HIV - human immunodeficiency virus - harms your immune system by destroying the white blood cells that fight infection. The ability of HIV to mutate has been a major challenge to vaccine development.
As the body produces antibodies to target the outer HIV envelope protein, this protein changes, thwarting the circulating antibodies' ability to neutralize it. Yet recent studies testing multivalent combinations of three broadly neutralizing antibodies, or bnAbs, have yielded promising results in animal models of HIV prevention.
Two investigators at the University of North Carolina at Chapel Hill describe the potential of bnAbs to inform HIV prevention, treatment and cure strategies in a recent article in the New Journal of Medicine.
No single bnAb can protect against all the variants of HIV present in infected individuals. However, combinations of multiple bnAbs provide increased efficacy.

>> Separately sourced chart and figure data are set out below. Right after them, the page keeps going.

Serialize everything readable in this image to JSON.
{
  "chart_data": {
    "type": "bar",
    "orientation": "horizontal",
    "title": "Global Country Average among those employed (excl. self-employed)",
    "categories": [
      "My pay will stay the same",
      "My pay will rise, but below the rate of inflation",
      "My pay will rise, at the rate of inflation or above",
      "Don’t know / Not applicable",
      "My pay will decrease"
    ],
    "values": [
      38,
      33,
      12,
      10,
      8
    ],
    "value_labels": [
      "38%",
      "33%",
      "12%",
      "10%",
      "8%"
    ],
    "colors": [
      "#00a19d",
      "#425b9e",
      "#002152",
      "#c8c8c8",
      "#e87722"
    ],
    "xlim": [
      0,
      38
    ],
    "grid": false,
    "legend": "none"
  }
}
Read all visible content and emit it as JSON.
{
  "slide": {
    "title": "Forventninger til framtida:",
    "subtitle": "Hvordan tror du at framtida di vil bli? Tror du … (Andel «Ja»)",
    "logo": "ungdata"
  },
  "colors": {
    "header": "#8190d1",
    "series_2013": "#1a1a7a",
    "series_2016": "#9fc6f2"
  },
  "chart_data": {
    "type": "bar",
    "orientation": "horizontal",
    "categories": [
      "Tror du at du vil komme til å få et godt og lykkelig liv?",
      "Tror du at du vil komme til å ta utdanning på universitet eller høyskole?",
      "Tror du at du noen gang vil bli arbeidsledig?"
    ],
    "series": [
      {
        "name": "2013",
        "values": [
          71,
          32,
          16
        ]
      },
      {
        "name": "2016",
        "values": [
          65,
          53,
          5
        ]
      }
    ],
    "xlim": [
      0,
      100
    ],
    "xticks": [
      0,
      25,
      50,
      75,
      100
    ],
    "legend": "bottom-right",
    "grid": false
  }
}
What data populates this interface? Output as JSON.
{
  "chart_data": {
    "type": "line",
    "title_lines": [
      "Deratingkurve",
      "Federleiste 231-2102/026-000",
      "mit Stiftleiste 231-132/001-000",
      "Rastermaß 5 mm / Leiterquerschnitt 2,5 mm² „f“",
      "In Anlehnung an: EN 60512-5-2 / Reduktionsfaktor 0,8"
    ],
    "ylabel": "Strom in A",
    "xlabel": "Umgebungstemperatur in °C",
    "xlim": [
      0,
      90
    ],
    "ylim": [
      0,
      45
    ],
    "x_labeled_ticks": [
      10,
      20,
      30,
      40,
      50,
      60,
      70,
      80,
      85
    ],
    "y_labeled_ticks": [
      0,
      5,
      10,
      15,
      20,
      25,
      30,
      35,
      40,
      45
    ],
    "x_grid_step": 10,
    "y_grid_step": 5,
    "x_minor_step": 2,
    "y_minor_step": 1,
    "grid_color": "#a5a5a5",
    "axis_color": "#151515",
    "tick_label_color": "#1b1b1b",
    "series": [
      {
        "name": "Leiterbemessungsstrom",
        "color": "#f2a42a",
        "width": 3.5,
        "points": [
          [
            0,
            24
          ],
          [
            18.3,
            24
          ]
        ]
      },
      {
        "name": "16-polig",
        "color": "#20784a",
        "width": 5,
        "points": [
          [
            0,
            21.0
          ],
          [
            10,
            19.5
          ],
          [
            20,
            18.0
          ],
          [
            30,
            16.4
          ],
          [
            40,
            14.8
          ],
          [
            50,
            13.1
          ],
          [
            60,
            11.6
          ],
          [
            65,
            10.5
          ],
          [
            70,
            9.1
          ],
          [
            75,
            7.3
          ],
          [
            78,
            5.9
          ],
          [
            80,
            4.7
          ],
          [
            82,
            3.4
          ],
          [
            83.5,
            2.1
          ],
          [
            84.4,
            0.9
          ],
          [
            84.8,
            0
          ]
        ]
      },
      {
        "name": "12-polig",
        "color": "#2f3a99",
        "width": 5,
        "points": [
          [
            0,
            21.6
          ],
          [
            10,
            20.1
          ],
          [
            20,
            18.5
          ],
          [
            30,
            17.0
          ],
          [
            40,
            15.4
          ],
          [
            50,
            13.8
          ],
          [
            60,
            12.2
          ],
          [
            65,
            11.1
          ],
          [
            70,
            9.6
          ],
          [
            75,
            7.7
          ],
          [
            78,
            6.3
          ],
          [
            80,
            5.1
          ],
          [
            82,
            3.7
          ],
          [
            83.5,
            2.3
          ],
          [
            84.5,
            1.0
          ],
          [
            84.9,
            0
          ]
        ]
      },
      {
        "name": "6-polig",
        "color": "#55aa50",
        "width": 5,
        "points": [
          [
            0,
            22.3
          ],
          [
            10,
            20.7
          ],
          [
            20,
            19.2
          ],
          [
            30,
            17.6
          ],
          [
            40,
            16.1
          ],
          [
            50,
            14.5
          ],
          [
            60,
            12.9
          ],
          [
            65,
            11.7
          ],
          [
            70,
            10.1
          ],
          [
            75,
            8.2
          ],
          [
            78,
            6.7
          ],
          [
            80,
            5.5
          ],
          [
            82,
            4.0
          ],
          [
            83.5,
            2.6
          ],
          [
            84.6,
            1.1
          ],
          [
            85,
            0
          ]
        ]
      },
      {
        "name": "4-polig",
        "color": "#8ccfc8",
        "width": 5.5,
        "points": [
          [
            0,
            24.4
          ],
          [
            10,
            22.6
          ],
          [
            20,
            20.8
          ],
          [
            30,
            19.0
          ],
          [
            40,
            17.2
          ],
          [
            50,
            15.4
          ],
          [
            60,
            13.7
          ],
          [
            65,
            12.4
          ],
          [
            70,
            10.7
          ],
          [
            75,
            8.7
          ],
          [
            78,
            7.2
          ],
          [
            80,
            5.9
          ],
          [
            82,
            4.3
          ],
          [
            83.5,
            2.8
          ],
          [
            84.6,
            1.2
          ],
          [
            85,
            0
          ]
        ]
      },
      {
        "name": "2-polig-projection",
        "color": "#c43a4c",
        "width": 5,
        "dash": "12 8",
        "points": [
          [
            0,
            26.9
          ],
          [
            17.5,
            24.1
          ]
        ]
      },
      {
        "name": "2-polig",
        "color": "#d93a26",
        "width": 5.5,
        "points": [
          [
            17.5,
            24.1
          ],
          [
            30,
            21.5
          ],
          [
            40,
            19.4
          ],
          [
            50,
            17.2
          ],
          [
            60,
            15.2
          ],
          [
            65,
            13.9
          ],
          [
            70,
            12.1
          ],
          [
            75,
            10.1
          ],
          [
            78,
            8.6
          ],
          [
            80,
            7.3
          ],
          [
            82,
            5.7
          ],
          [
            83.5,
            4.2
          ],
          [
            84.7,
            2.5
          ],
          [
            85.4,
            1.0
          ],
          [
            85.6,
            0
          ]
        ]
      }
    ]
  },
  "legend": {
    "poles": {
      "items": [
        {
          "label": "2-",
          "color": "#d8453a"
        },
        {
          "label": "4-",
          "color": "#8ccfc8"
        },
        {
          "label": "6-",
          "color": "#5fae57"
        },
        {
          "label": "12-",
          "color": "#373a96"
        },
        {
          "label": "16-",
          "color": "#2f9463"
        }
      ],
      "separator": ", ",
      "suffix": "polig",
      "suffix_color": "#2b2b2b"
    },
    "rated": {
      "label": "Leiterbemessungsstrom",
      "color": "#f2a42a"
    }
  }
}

The development of trispecific multivalent antibodies combine the best attributes of each into a single molecule capable of recognizing and neutralizing multiple viruses not recognized by the individual bnAbs.
"Trispecific antibodies engage a broader range of viral particles than do monospecific and bispecific antibodies," said J. Victor Garcia, Ph.D., article co-author and a professor of medicine at UNC. "Trispecific antibodies may also block infection more efficiently at mucosal surfaces and within deeper tissue as well as neutralize a wider range of viral particles."
The authors also detail how bnAbs could change HIV treatment and cure research. Broadly neutralizing antibodies may contribute to the deployment of long-acting antiretroviral therapy, which would be an attractive alternative for people who currently take daily medication to control their HIV. In the cure arena, bnAbs could be paired with latency reversing agents to target and clear the virus.
"Broadly neutralizing antibodies capable of recognizing HIV-infected cells could direct effector cells to clear the latent reservoir," Margolis said. "In the case of the evasive HIV envelope, three may be the charm."